Kommit deletes the data you tell us to delete, when you tell us to delete it. There is no soft-archive layer and we do not retain customer data "for compliance reasons" beyond what's described below.
Per-object deletion
You can delete most objects from the Kommit dashboard directly:
- —Agents: removing an agent cascades through its config revisions, runtime state, and any related evidence pack references. The agent's history in the audit log is preserved — see "Why the audit log is different" below.
- —Documents and uploaded files: removed from the application DB and from object storage. Object-storage soft-delete is disabled on our buckets, so the underlying blob is overwritten on the next compaction (typically within 24 hours).
- —Members: removing a member revokes their session immediately and removes their membership row. Their authored actions remain in the audit log (immutable per below) but the member's profile is no longer linked.
Whole-organization deletion
A hard org-delete from the Settings page cascades through every
tenant-owned table — workflows, decision events, projects, support
transcripts, audit logs, and embedding stores — via
ON DELETE CASCADE foreign keys to the organizations row.
Nothing is archived under a different name; the rows are gone from
Postgres on commit.
Backups containing the deleted data are aged out according to the backup retention policy below.
Backup retention
| Backup type | Retention | Why |
|---|---|---|
| Postgres daily snapshot | 30 days | Standard operational rollback window. |
| Postgres point-in-time WAL | 7 days | Allows recovery to any second in the last week. |
| Object storage snapshot | 30 days | Aligned with the DB snapshot retention. |
A deleted org's rows persist in the most recent snapshots for the
retention window above and then age out automatically. If you have
a regulatory requirement to prove deletion within a tighter
window than 30 days, we can issue an attestation letter — contact
security@getkommit.ai.
Why the audit log is different
The hash-chained audit log is the one surface where customer data is not deletable on request. Editing or removing past audit-log entries would defeat the entire point of a tamper-evident trail — auditors couldn't trust it.
If you delete the organization, the audit log goes with the cascade.

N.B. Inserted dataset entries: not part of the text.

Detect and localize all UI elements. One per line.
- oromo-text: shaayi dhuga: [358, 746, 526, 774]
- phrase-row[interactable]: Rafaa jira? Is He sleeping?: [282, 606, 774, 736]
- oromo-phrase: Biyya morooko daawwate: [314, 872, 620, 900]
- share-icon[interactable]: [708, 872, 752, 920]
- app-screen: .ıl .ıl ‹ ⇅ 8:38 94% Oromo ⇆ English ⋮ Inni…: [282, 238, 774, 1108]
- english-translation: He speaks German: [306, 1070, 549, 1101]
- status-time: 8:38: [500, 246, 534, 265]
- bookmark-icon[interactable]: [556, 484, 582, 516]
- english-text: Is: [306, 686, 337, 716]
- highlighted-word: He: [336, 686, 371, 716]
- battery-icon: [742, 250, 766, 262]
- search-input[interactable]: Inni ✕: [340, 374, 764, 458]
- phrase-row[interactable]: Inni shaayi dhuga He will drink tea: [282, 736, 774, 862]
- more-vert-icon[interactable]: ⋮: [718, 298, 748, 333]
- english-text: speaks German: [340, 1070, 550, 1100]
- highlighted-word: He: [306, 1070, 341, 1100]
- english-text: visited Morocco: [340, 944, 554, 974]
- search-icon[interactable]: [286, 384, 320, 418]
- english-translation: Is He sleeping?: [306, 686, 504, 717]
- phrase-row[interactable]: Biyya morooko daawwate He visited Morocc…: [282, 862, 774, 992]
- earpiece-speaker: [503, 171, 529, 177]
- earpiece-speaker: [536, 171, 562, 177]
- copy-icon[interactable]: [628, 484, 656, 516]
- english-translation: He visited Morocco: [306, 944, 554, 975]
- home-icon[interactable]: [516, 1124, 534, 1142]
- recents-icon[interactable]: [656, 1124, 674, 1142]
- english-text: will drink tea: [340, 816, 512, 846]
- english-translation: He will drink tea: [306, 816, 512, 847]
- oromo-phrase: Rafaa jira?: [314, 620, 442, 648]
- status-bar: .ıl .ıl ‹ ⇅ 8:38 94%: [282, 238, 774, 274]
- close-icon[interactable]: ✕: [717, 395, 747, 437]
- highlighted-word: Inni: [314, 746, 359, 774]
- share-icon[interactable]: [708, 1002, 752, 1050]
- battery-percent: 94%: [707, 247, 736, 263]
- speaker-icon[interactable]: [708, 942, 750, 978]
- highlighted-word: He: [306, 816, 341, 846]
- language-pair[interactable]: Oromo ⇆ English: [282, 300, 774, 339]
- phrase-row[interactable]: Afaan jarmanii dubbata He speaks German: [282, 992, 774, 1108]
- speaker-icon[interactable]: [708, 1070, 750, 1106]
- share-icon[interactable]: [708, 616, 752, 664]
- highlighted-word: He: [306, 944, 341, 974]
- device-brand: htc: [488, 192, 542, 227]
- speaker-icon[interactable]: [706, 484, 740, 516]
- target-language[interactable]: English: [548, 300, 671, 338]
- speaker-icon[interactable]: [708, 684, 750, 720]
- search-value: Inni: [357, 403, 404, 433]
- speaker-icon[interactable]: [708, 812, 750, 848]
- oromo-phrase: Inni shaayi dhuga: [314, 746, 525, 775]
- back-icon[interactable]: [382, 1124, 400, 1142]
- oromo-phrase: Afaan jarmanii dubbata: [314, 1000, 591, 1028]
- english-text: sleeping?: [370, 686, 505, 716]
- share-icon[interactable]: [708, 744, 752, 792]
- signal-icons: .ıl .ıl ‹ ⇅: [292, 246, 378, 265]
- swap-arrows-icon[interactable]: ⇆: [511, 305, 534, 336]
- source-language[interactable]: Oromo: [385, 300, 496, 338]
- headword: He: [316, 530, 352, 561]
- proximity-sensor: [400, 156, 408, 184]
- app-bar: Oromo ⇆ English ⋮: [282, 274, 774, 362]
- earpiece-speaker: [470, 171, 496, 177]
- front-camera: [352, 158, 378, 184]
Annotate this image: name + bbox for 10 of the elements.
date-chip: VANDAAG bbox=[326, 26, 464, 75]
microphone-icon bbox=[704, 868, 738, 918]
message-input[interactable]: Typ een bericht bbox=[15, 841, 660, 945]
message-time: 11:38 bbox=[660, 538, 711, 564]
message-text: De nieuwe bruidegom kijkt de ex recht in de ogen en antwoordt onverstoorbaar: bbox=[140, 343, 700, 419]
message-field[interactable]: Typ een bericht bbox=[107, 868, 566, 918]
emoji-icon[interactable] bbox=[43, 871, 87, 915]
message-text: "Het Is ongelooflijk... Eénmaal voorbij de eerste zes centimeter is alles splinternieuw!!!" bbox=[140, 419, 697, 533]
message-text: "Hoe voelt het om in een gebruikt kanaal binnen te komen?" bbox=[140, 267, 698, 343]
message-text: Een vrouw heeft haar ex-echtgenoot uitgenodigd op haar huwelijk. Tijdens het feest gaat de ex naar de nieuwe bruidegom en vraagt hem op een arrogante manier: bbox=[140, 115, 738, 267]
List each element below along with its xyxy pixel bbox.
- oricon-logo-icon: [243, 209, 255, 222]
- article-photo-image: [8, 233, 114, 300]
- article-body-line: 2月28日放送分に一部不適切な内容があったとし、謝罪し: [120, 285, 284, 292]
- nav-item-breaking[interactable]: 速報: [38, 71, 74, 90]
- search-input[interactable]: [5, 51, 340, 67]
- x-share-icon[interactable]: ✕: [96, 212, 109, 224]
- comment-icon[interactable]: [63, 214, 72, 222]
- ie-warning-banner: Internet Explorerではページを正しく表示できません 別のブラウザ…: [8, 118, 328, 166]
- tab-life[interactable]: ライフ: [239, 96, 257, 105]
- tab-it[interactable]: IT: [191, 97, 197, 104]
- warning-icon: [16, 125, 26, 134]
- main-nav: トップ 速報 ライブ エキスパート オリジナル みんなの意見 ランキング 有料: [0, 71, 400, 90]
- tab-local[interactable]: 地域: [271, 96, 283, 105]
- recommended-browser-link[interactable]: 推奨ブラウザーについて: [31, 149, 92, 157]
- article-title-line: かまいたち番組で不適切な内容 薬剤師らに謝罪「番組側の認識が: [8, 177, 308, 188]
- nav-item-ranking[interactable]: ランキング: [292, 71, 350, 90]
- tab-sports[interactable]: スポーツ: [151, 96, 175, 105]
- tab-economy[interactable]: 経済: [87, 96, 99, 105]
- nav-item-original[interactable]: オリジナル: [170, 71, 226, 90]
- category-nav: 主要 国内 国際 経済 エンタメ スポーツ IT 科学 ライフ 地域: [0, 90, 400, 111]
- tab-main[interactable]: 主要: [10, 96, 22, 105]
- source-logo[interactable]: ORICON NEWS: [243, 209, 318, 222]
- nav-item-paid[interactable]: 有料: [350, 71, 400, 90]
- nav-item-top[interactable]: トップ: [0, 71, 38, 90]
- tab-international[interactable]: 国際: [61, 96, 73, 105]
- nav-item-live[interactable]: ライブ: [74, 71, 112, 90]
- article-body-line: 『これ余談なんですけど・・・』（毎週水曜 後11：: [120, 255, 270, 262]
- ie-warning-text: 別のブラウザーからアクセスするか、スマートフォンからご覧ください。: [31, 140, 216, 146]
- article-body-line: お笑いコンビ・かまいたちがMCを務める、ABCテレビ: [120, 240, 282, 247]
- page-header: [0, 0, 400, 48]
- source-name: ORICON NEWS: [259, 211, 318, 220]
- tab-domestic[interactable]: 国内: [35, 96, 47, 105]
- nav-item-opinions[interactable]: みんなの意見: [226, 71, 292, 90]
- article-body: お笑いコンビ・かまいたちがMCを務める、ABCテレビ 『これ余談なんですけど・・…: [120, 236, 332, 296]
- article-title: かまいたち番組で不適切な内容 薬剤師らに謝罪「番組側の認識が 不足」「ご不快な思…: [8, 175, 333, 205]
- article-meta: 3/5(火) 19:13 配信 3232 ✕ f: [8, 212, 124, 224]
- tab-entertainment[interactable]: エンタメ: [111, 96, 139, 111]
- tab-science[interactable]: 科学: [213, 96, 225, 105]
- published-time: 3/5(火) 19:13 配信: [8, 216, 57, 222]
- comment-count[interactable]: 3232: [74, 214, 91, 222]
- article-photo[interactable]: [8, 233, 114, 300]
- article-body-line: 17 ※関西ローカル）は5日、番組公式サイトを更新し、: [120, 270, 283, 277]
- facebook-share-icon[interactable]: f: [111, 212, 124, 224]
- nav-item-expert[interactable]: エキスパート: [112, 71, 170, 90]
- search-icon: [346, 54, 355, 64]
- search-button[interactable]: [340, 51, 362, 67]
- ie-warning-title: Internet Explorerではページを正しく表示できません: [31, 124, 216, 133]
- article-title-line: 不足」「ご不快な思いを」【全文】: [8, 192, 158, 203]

But individual entries are not editable or removable from the dashboard or the API.
See [#hash-chained-audit-log] for the integrity model and [#exporting-audit-logs] for how to pull a copy out before deletion.
GDPR / data-subject requests
If a data subject under GDPR (or a similar regime) asks you to
delete data Kommit holds about them, you can perform the deletion
yourself for any object except the audit log. For the audit log,
contact security@getkommit.ai and we will work through the
regulator-acceptable approaches with you. See
[#gdpr-support] for the broader posture.